As part of its efforts to interrupt Iranian sale of oil to the PRC, the United States has imposed sanctions on Chinese oil refineries, with possible penalties for Chinese banks and others exposed to the U.S. financial system if they fail to cooperate in implementing the sanctions. Now the People’s Republic of China has responded with threats to punish firms that cooperate (Bloomberg, May 2, 2026).
China ordered companies in the country not to comply with US sanctions on five domestic refiners linked to the Iranian oil trade, deploying a blocking measure introduced in 2021 that was aimed at protecting its firms from foreign laws it deemed unjustified.
The refiners—including Hengli Petrochemical (Dalian) Refinery Co., which was sanctioned last month, and several other privately-owned processors—had been facing asset freezes and transaction bans….
China has long been the single largest buyer of Tehran’s oil shipments, many of them arriving indirectly and through private refiners, and then turned into gasoline, diesel and other oil products. Chinese customs data do not reflect that trade, with the last official shipment recorded several years ago.
According to Eurasia Group, China’s injunction “allows the refineries to seek compensation in Chinese courts from entities that comply with US sanctions, including domestic actors—such as banks, investors, and downstream customers that have ceased dealings—as well as foreign firms with a presence in China.”
The U.S. can either follow through or, letting China thwart the refinery sanctions, focus on blocking Iranian shipments of the oil. “The refineries primarily work with Chinese banks that have not yet been directly sanctioned. If the US extends secondary sanctions to those institutions, or major state-owned entities, Beijing would likely respond with more forceful countermeasures.”
The on-and-off trade war of the last year or so has shown that the CCP is often more willing to press the U.S. to the wall than vice versa. Perhaps this time around, President Trump, Treasury Secretary Scott Bessent, and other principals on the U.S. side have anticipated the possibility of China’s response and are not being simply blindsided by it.
Bessent
I’m not encouraged by Bessent’s recent words on Fox News asking the PRC to help the U.S. open or keep open the Strait of Hormuz. “Let’s see if China—let’s see them step up with some diplomacy and get the Iranians to open the strait. Iran is the largest state sponsor of terrorism, and China has been buying 90% of their energy, so they are funding the largest state sponsor of terrorism.”
What is Bessent saying here? One possibility is that he’s trying to shame the Chinese state into no longer propping up of the Iranian state. “Hey, PRC, don’t you realize that by buying so much of Iran’s oil, you are funding the largest state sponsor of terrorism, so it’s time to step up to the plate and redeem yourself”? Of course, it’s not the Chinese government which needs to be told that it is funding Iran and Iran’s terrorist projects. It’s everybody else, including all funders of Chinese funding of Iran.

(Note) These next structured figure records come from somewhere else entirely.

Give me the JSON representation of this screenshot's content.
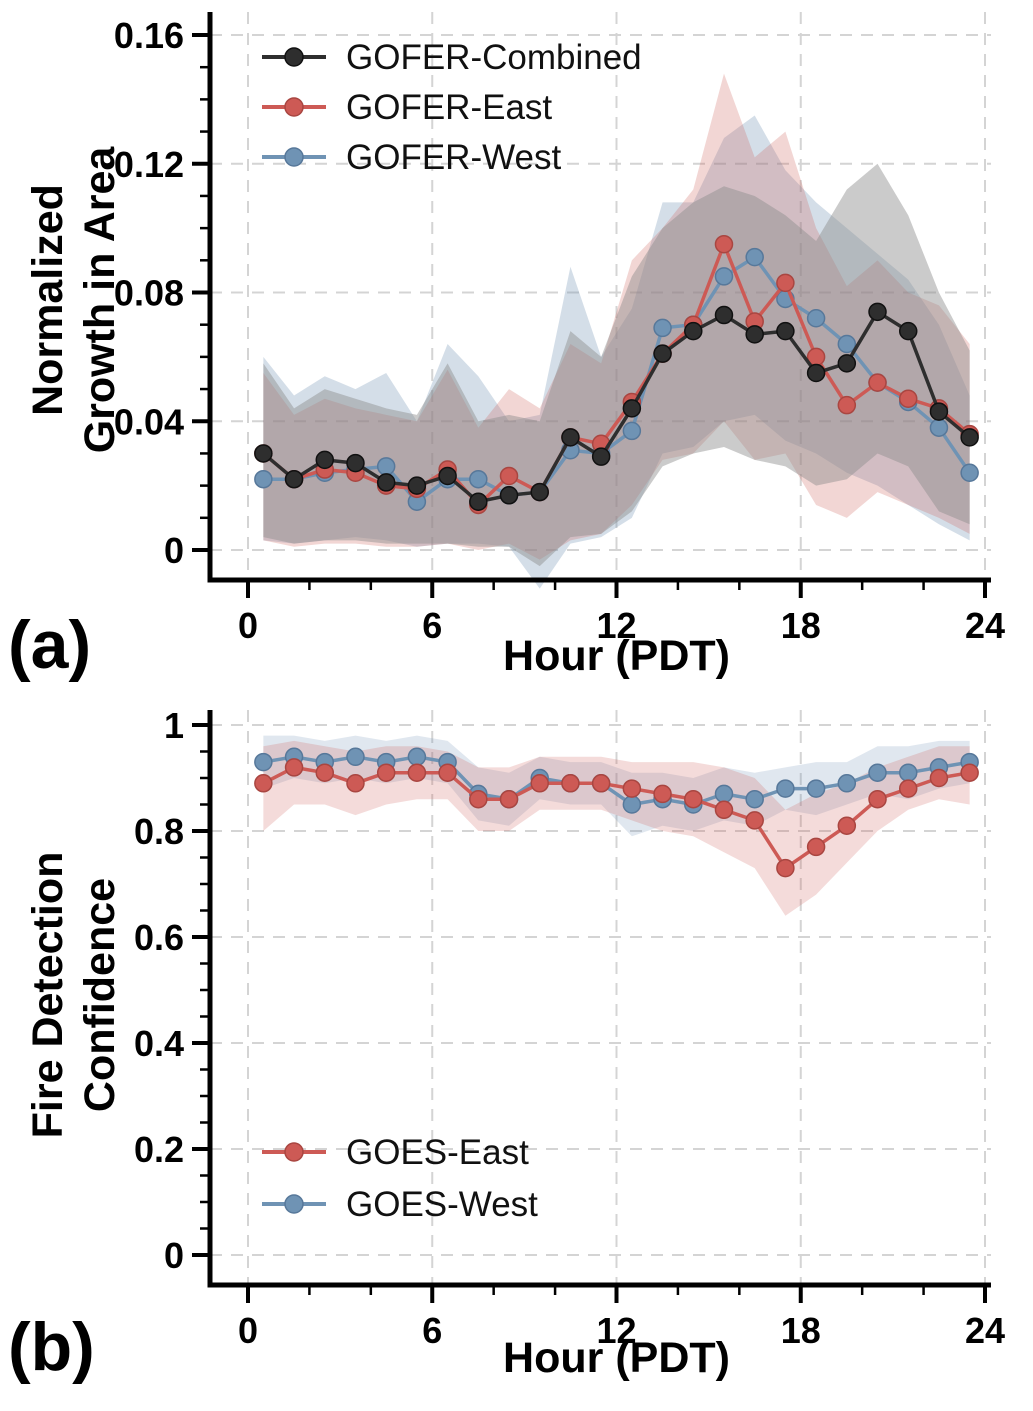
{
  "background": "#ffffff",
  "chart_data": {
    "type": "line",
    "grid": true,
    "grid_color": "#d4d4d4",
    "panels": [
      {
        "panel_label": "(a)",
        "xlabel": "Hour (PDT)",
        "ylabel_lines": [
          "Normalized",
          "Growth in Area"
        ],
        "xlim": [
          0,
          24
        ],
        "ylim": [
          0,
          0.16
        ],
        "xticks": [
          0,
          6,
          12,
          18,
          24
        ],
        "xtick_labels": [
          "0",
          "6",
          "12",
          "18",
          "24"
        ],
        "yticks": [
          0,
          0.04,
          0.08,
          0.12,
          0.16
        ],
        "ytick_labels": [
          "0",
          "0.04",
          "0.08",
          "0.12",
          "0.16"
        ],
        "x_minor_step": 2,
        "y_minor_step": 0.01,
        "legend_position": "top-left",
        "x": [
          0.5,
          1.5,
          2.5,
          3.5,
          4.5,
          5.5,
          6.5,
          7.5,
          8.5,
          9.5,
          10.5,
          11.5,
          12.5,
          13.5,
          14.5,
          15.5,
          16.5,
          17.5,
          18.5,
          19.5,
          20.5,
          21.5,
          22.5,
          23.5
        ],
        "series": [
          {
            "name": "GOFER-Combined",
            "color": "#2e2e2e",
            "edge_color": "#111111",
            "band_color": "#8c8c8c",
            "band_opacity": 0.45,
            "values": [
              0.03,
              0.022,
              0.028,
              0.027,
              0.021,
              0.02,
              0.023,
              0.015,
              0.017,
              0.018,
              0.035,
              0.029,
              0.044,
              0.061,
              0.068,
              0.073,
              0.067,
              0.068,
              0.055,
              0.058,
              0.074,
              0.068,
              0.043,
              0.035
            ],
            "band_low": [
              0.004,
              0.002,
              0.003,
              0.003,
              0.002,
              0.002,
              0.002,
              0.001,
              0.001,
              -0.005,
              0.004,
              0.005,
              0.012,
              0.026,
              0.03,
              0.032,
              0.028,
              0.026,
              0.02,
              0.022,
              0.03,
              0.026,
              0.012,
              0.008
            ],
            "band_high": [
              0.058,
              0.044,
              0.05,
              0.047,
              0.044,
              0.042,
              0.058,
              0.04,
              0.042,
              0.04,
              0.068,
              0.06,
              0.085,
              0.1,
              0.108,
              0.113,
              0.11,
              0.104,
              0.096,
              0.112,
              0.12,
              0.104,
              0.08,
              0.062
            ]
          },
          {
            "name": "GOFER-East",
            "color": "#cd5a55",
            "edge_color": "#a94641",
            "band_color": "#cd5a55",
            "band_opacity": 0.25,
            "values": [
              0.03,
              0.022,
              0.025,
              0.024,
              0.02,
              0.019,
              0.025,
              0.014,
              0.023,
              0.018,
              0.035,
              0.033,
              0.046,
              0.061,
              0.07,
              0.095,
              0.071,
              0.083,
              0.06,
              0.045,
              0.052,
              0.047,
              0.044,
              0.036
            ],
            "band_low": [
              0.003,
              0.001,
              0.002,
              0.002,
              0.001,
              0.001,
              0.002,
              0.0,
              0.002,
              -0.003,
              0.003,
              0.005,
              0.014,
              0.028,
              0.03,
              0.04,
              0.028,
              0.03,
              0.014,
              0.01,
              0.018,
              0.014,
              0.01,
              0.005
            ],
            "band_high": [
              0.055,
              0.042,
              0.047,
              0.044,
              0.042,
              0.04,
              0.056,
              0.038,
              0.05,
              0.044,
              0.064,
              0.058,
              0.09,
              0.1,
              0.112,
              0.148,
              0.122,
              0.13,
              0.1,
              0.082,
              0.09,
              0.08,
              0.076,
              0.064
            ]
          },
          {
            "name": "GOFER-West",
            "color": "#6f93b4",
            "edge_color": "#57789a",
            "band_color": "#7193b4",
            "band_opacity": 0.3,
            "values": [
              0.022,
              0.022,
              0.024,
              0.025,
              0.026,
              0.015,
              0.022,
              0.022,
              0.017,
              0.018,
              0.031,
              0.03,
              0.037,
              0.069,
              0.07,
              0.085,
              0.091,
              0.078,
              0.072,
              0.064,
              0.052,
              0.046,
              0.038,
              0.024
            ],
            "band_low": [
              0.003,
              0.002,
              0.003,
              0.004,
              0.003,
              0.001,
              0.002,
              0.002,
              0.001,
              -0.012,
              0.002,
              0.004,
              0.01,
              0.03,
              0.032,
              0.04,
              0.042,
              0.034,
              0.03,
              0.024,
              0.02,
              0.014,
              0.008,
              0.003
            ],
            "band_high": [
              0.06,
              0.048,
              0.054,
              0.05,
              0.055,
              0.04,
              0.064,
              0.054,
              0.04,
              0.042,
              0.088,
              0.06,
              0.075,
              0.108,
              0.108,
              0.128,
              0.135,
              0.118,
              0.108,
              0.1,
              0.092,
              0.084,
              0.07,
              0.048
            ]
          }
        ]
      },
      {
        "panel_label": "(b)",
        "xlabel": "Hour (PDT)",
        "ylabel_lines": [
          "Fire Detection",
          "Confidence"
        ],
        "xlim": [
          0,
          24
        ],
        "ylim": [
          0,
          1
        ],
        "xticks": [
          0,
          6,
          12,
          18,
          24
        ],
        "xtick_labels": [
          "0",
          "6",
          "12",
          "18",
          "24"
        ],
        "yticks": [
          0,
          0.2,
          0.4,
          0.6,
          0.8,
          1
        ],
        "ytick_labels": [
          "0",
          "0.2",
          "0.4",
          "0.6",
          "0.8",
          "1"
        ],
        "x_minor_step": 2,
        "y_minor_step": 0.05,
        "legend_position": "bottom-left",
        "x": [
          0.5,
          1.5,
          2.5,
          3.5,
          4.5,
          5.5,
          6.5,
          7.5,
          8.5,
          9.5,
          10.5,
          11.5,
          12.5,
          13.5,
          14.5,
          15.5,
          16.5,
          17.5,
          18.5,
          19.5,
          20.5,
          21.5,
          22.5,
          23.5
        ],
        "series": [
          {
            "name": "GOES-East",
            "color": "#cd5a55",
            "edge_color": "#a94641",
            "band_color": "#cd5a55",
            "band_opacity": 0.22,
            "values": [
              0.89,
              0.92,
              0.91,
              0.89,
              0.91,
              0.91,
              0.91,
              0.86,
              0.86,
              0.89,
              0.89,
              0.89,
              0.88,
              0.87,
              0.86,
              0.84,
              0.82,
              0.73,
              0.77,
              0.81,
              0.86,
              0.88,
              0.9,
              0.91
            ],
            "band_low": [
              0.8,
              0.85,
              0.85,
              0.83,
              0.85,
              0.86,
              0.86,
              0.8,
              0.8,
              0.84,
              0.84,
              0.84,
              0.82,
              0.8,
              0.79,
              0.76,
              0.73,
              0.64,
              0.68,
              0.74,
              0.8,
              0.84,
              0.86,
              0.85
            ],
            "band_high": [
              0.96,
              0.97,
              0.96,
              0.95,
              0.96,
              0.96,
              0.95,
              0.92,
              0.92,
              0.94,
              0.94,
              0.94,
              0.93,
              0.93,
              0.93,
              0.92,
              0.9,
              0.84,
              0.87,
              0.89,
              0.92,
              0.94,
              0.96,
              0.96
            ]
          },
          {
            "name": "GOES-West",
            "color": "#6f93b4",
            "edge_color": "#57789a",
            "band_color": "#7193b4",
            "band_opacity": 0.22,
            "values": [
              0.93,
              0.94,
              0.93,
              0.94,
              0.93,
              0.94,
              0.93,
              0.87,
              0.86,
              0.9,
              0.89,
              0.89,
              0.85,
              0.86,
              0.85,
              0.87,
              0.86,
              0.88,
              0.88,
              0.89,
              0.91,
              0.91,
              0.92,
              0.93
            ],
            "band_low": [
              0.88,
              0.9,
              0.89,
              0.9,
              0.89,
              0.9,
              0.89,
              0.82,
              0.81,
              0.86,
              0.85,
              0.85,
              0.79,
              0.81,
              0.8,
              0.82,
              0.81,
              0.84,
              0.83,
              0.85,
              0.87,
              0.86,
              0.88,
              0.89
            ],
            "band_high": [
              0.98,
              0.98,
              0.97,
              0.98,
              0.97,
              0.98,
              0.97,
              0.92,
              0.91,
              0.94,
              0.93,
              0.93,
              0.91,
              0.91,
              0.9,
              0.92,
              0.91,
              0.92,
              0.93,
              0.93,
              0.96,
              0.96,
              0.97,
              0.97
            ]
          }
        ]
      }
    ]
  }
}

Or is Bessent saying that even noncombatant combatant China should want to cooperate with U.S. efforts to open the Strait of Hormuz since, after all, China would also benefit? With the strait open, the PRC would get a resumed flow of oil from Iran (that is, if, contrary to its interest in winning the war, the U.S. government stops interfering with Iranian oil shipments if and when the strait of is consistently open, and the U.S. also drops its sanctions on Chinese oil refineries). Chinese Communist Party, you’ve got to use your influence with Iran to keep the strait open if you want to keep getting Iranian oil and keep propping up the largest state sponsor of terrorism with your oil purchases.
Neither of the above makes sense. But it doesn’t seem coherent on any reading to say “Hey do the right thing and help out” in one breath and “you rotten funder of international terrorism” in the next. The implication of the former is false, and we can never lose sight of the latter. The CCP are thugs, not good buddies who just need a little nudge to transform themselves into morally responsible world citizens.